La historia del hijo pródigo, relatada por el Señor Jesús en Lucas 15, es una bella imagen del corazón de Dios el Padre y del gozo que tiene cuando un pecador arrepentido vuelve a Él. Pero hay otra lección en este relato para quienes tienen oídos para oír.

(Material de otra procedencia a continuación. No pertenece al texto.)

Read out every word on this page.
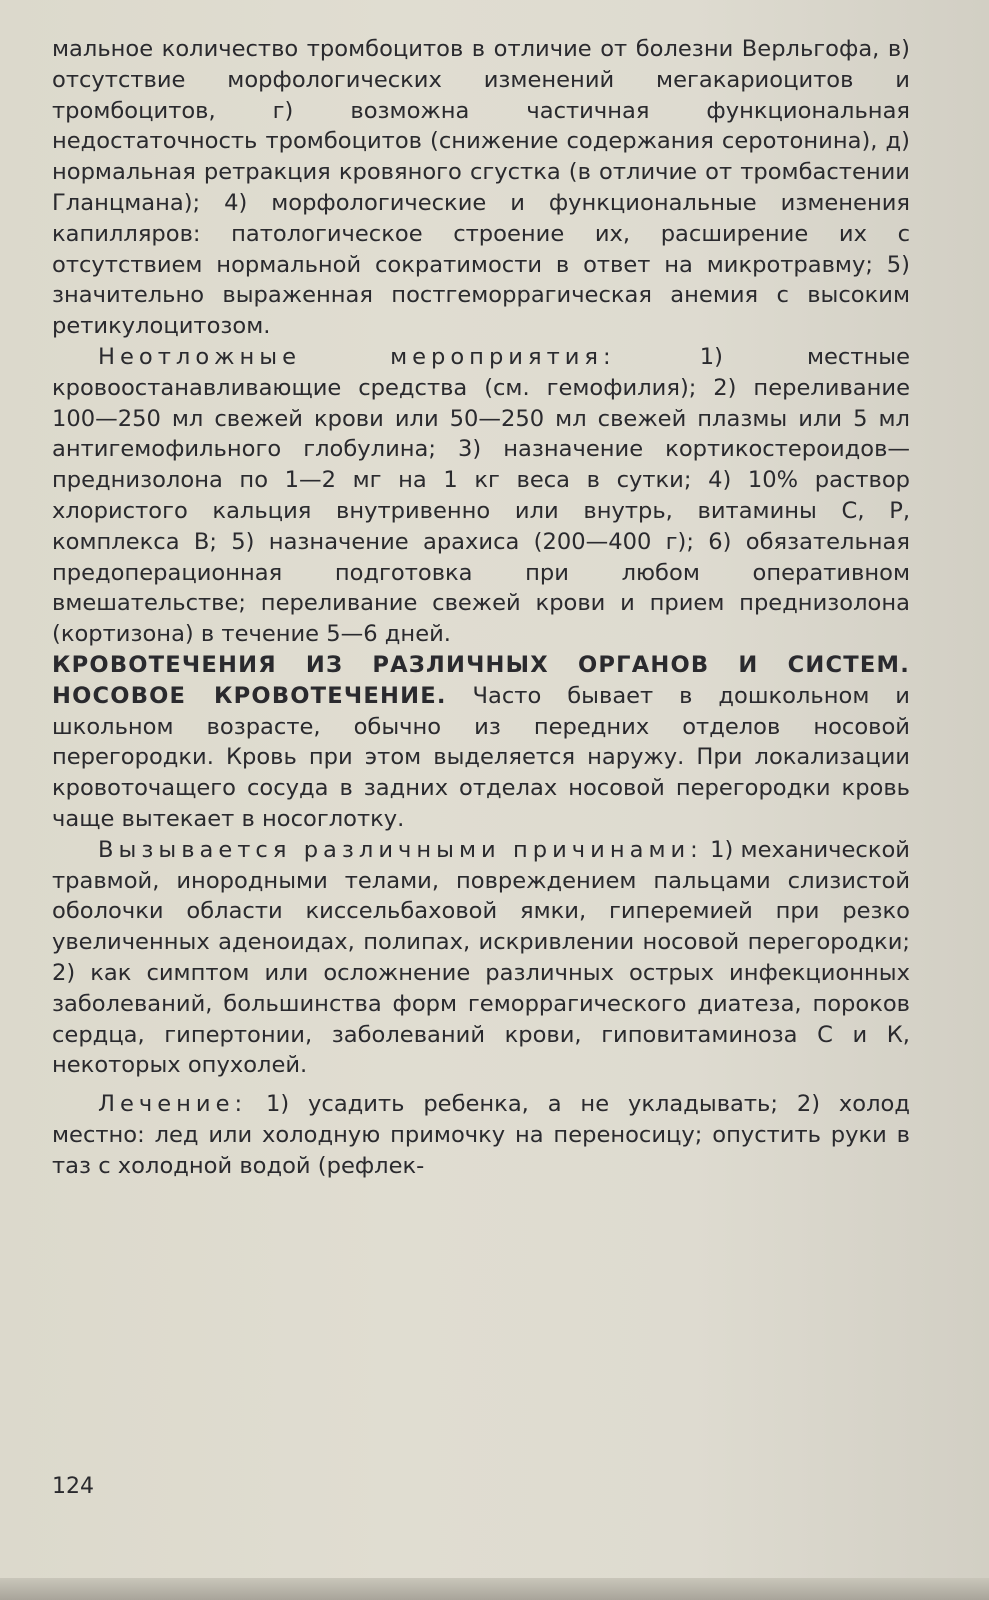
мальное количество тромбоцитов в отличие от болезни Верльгофа, в) отсутствие морфологических изменений мегакариоцитов и тромбоцитов, г) возможна частичная функциональная недостаточность тромбоцитов (снижение содержания серотонина), д) нормальная ретракция кровяного сгустка (в отличие от тромбастении Гланцмана); 4) морфологические и функциональные изменения капилляров: патологическое строение их, расширение их с отсутствием нормальной сократимости в ответ на микротравму; 5) значительно выраженная постгеморрагическая анемия с высоким ретикулоцитозом.

Неотложные мероприятия: 1) местные кровоостанавливающие средства (см. гемофилия); 2) переливание 100—250 мл свежей крови или 50—250 мл свежей плазмы или 5 мл антигемофильного глобулина; 3) назначение кортикостероидов—преднизолона по 1—2 мг на 1 кг веса в сутки; 4) 10% раствор хлористого кальция внутривенно или внутрь, витамины С, Р, комплекса В; 5) назначение арахиса (200—400 г); 6) обязательная предоперационная подготовка при любом оперативном вмешательстве; переливание свежей крови и прием преднизолона (кортизона) в течение 5—6 дней.

КРОВОТЕЧЕНИЯ ИЗ РАЗЛИЧНЫХ ОРГАНОВ И СИСТЕМ. НОСОВОЕ КРОВОТЕЧЕНИЕ. Часто бывает в дошкольном и школьном возрасте, обычно из передних отделов носовой перегородки. Кровь при этом выделяется наружу. При локализации кровоточащего сосуда в задних отделах носовой перегородки кровь чаще вытекает в носоглотку.

Вызывается различными причинами: 1) механической травмой, инородными телами, повреждением пальцами слизистой оболочки области киссельбаховой ямки, гиперемией при резко увеличенных аденоидах, полипах, искривлении носовой перегородки; 2) как симптом или осложнение различных острых инфекционных заболеваний, большинства форм геморрагического диатеза, пороков сердца, гипертонии, заболеваний крови, гиповитаминоза С и К, некоторых опухолей.

Лечение: 1) усадить ребенка, а не укладывать; 2) холод местно: лед или холодную примочку на переносицу; опустить руки в таз с холодной водой (рефлек-

124
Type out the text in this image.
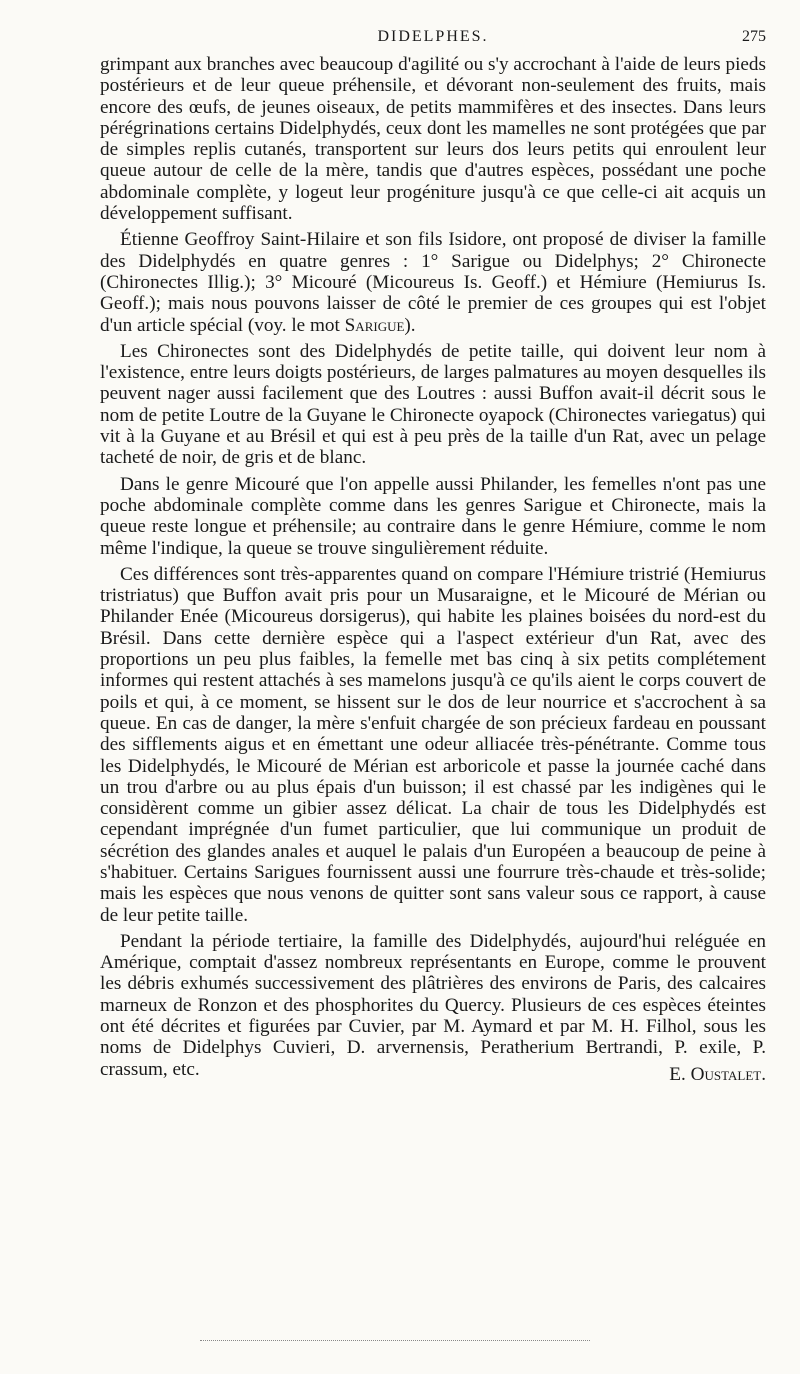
DIDELPHES.	275

grimpant aux branches avec beaucoup d'agilité ou s'y accrochant à l'aide de leurs pieds postérieurs et de leur queue préhensile, et dévorant non-seulement des fruits, mais encore des œufs, de jeunes oiseaux, de petits mammifères et des insectes. Dans leurs pérégrinations certains Didelphydés, ceux dont les mamelles ne sont protégées que par de simples replis cutanés, transportent sur leurs dos leurs petits qui enroulent leur queue autour de celle de la mère, tandis que d'autres espèces, possédant une poche abdominale complète, y logeut leur progéniture jusqu'à ce que celle-ci ait acquis un développement suffisant.

Étienne Geoffroy Saint-Hilaire et son fils Isidore, ont proposé de diviser la famille des Didelphydés en quatre genres : 1° Sarigue ou Didelphys; 2° Chironecte (Chironectes Illig.); 3° Micouré (Micoureus Is. Geoff.) et Hémiure (Hemiurus Is. Geoff.); mais nous pouvons laisser de côté le premier de ces groupes qui est l'objet d'un article spécial (voy. le mot Sarigue).

Les Chironectes sont des Didelphydés de petite taille, qui doivent leur nom à l'existence, entre leurs doigts postérieurs, de larges palmatures au moyen desquelles ils peuvent nager aussi facilement que des Loutres : aussi Buffon avait-il décrit sous le nom de petite Loutre de la Guyane le Chironecte oyapock (Chironectes variegatus) qui vit à la Guyane et au Brésil et qui est à peu près de la taille d'un Rat, avec un pelage tacheté de noir, de gris et de blanc.

Dans le genre Micouré que l'on appelle aussi Philander, les femelles n'ont pas une poche abdominale complète comme dans les genres Sarigue et Chironecte, mais la queue reste longue et préhensile; au contraire dans le genre Hémiure, comme le nom même l'indique, la queue se trouve singulièrement réduite.

Ces différences sont très-apparentes quand on compare l'Hémiure tristrié (Hemiurus tristriatus) que Buffon avait pris pour un Musaraigne, et le Micouré de Mérian ou Philander Enée (Micoureus dorsigerus), qui habite les plaines boisées du nord-est du Brésil. Dans cette dernière espèce qui a l'aspect extérieur d'un Rat, avec des proportions un peu plus faibles, la femelle met bas cinq à six petits complétement informes qui restent attachés à ses mamelons jusqu'à ce qu'ils aient le corps couvert de poils et qui, à ce moment, se hissent sur le dos de leur nourrice et s'accrochent à sa queue. En cas de danger, la mère s'enfuit chargée de son précieux fardeau en poussant des sifflements aigus et en émettant une odeur alliacée très-pénétrante. Comme tous les Didelphydés, le Micouré de Mérian est arboricole et passe la journée caché dans un trou d'arbre ou au plus épais d'un buisson; il est chassé par les indigènes qui le considèrent comme un gibier assez délicat. La chair de tous les Didelphydés est cependant imprégnée d'un fumet particulier, que lui communique un produit de sécrétion des glandes anales et auquel le palais d'un Européen a beaucoup de peine à s'habituer. Certains Sarigues fournissent aussi une fourrure très-chaude et très-solide; mais les espèces que nous venons de quitter sont sans valeur sous ce rapport, à cause de leur petite taille.

Pendant la période tertiaire, la famille des Didelphydés, aujourd'hui reléguée en Amérique, comptait d'assez nombreux représentants en Europe, comme le prouvent les débris exhumés successivement des plâtrières des environs de Paris, des calcaires marneux de Ronzon et des phosphorites du Quercy. Plusieurs de ces espèces éteintes ont été décrites et figurées par Cuvier, par M. Aymard et par M. H. Filhol, sous les noms de Didelphys Cuvieri, D. arvernensis, Peratherium Bertrandi, P. exile, P. crassum, etc.	E. Oustalet.
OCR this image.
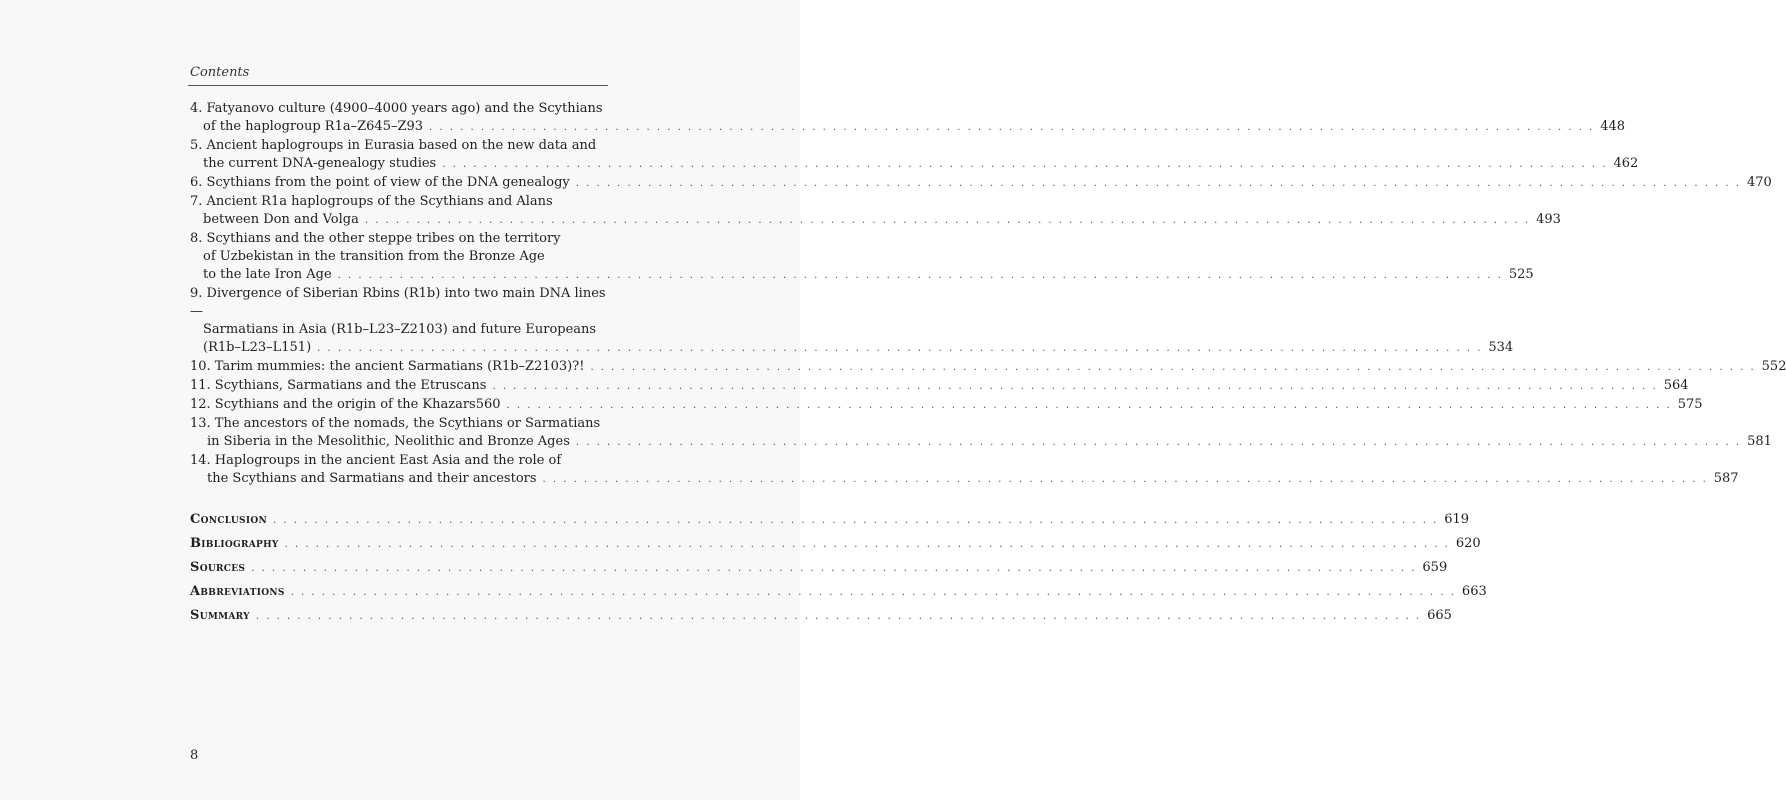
Contents
4. Fatyanovo culture (4900–4000 years ago) and the Scythians
of the haplogroup R1a–Z645–Z93 . . .	448
5. Ancient haplogroups in Eurasia based on the new data and
the current DNA-genealogy studies . . .	462
6. Scythians from the point of view of the DNA genealogy . . .	470
7. Ancient R1a haplogroups of the Scythians and Alans
between Don and Volga . . .	493
8. Scythians and the other steppe tribes on the territory
of Uzbekistan in the transition from the Bronze Age
to the late Iron Age . . .	525
9. Divergence of Siberian Rbins (R1b) into two main DNA lines—
Sarmatians in Asia (R1b–L23–Z2103) and future Europeans
(R1b–L23–L151) . . .	534
10. Tarim mummies: the ancient Sarmatians (R1b–Z2103)?! . . .	552
11. Scythians, Sarmatians and the Etruscans . . .	564
12. Scythians and the origin of the Khazars560 . . .	575
13. The ancestors of the nomads, the Scythians or Sarmatians
in Siberia in the Mesolithic, Neolithic and Bronze Ages . . .	581
14. Haplogroups in the ancient East Asia and the role of
the Scythians and Sarmatians and their ancestors . . .	587
Conclusion . . .	619
Bibliography . . .	620
Sources . . .	659
Abbreviations . . .	663
Summary . . .	665
8
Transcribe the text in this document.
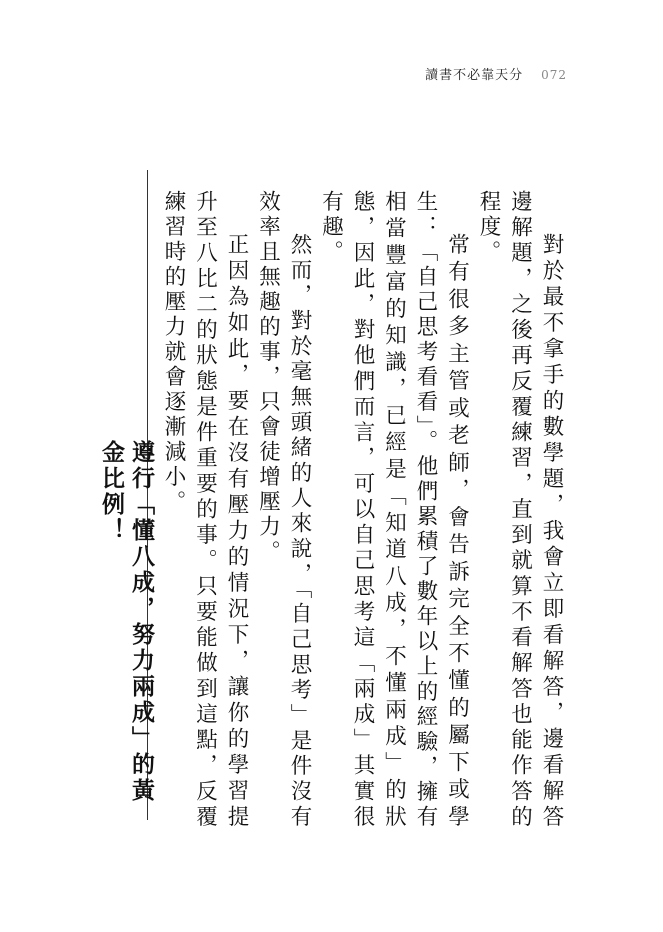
讀書不必靠天分 072

對於最不拿手的數學題，我會立即看解答，邊看解答邊解題，之後再反覆練習，直到就算不看解答也能作答的程度。

常有很多主管或老師，會告訴完全不懂的屬下或學生：「自己思考看看」。他們累積了數年以上的經驗，擁有相當豐富的知識，已經是「知道八成，不懂兩成」的狀態，因此，對他們而言，可以自己思考這「兩成」其實很有趣。

然而，對於毫無頭緒的人來說，「自己思考」是件沒有效率且無趣的事，只會徒增壓力。

正因為如此，要在沒有壓力的情況下，讓你的學習提升至八比二的狀態是件重要的事。只要能做到這點，反覆練習時的壓力就會逐漸減小。

遵行「懂八成，努力兩成」的黃金比例！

Cuando el hijo menor volvió en sí y decidió que volvería a su padre, él preparó su confesión, diciendo: “Padre, he pecado… ya no soy digno de ser llamado tu hijo; hazme como a uno de tus jornaleros” (vv. 18-19).
Luego de esto, él se levantó para ir a su casa, pero su padre lo vio “cuando aún estaba lejos”, corrió a él y “se echó sobre su cuello, y le besó”. El hijo pródigo comenzó a recitar la confesión que había preparado, pero solo alcanzó a llegar hasta “no soy digno de ser llamado tu hijo”. Su padre lo interrumpió a la mitad de su discurso y él nunca pudo llegar a la parte “hazme como uno de tus jornaleros”. El padre, lleno de clemencia, condujo al pródigo al lugar de la plena filiación-“sacad el mejor vestido, y vestidle” (v. 22). ¡Qué figura tan preciosa de la posición de hijos a la que hemos sido introducidos! Este es el argumento que Pablo les presenta a los Gálatas, quienes estaban buscando ponerse bajo la ley. “No”, les dice el apóstol, “esto es convertirse en un siervo y volver a la esclavitud, en lugar de eso, Dios los ha hecho hijos”. Y “Dios envió a vuestros corazones el Espíritu de su Hijo, el cual clama: ¡Abba, Padre!” (Gá. 4:1-7).
El hijo pródigo es como el hombre de Romanos 7-convertido, pero bajo la ley. Sin embargo, el tal encontró liberación de la esclavitud por medio de Cristo, y recibió el Espíritu de adopción, el cual clama: “Abba, Padre” (Ro. 8:15). Hay muchos cristianos que, en la práctica, están en el mismo estado del hijo pródigo en su camino a la casa de su padre: convertidos, pero sin comprender todavía la plenitud de la liberación que tienen como hijos en la presencia del Padre por medio del Espíritu Santo.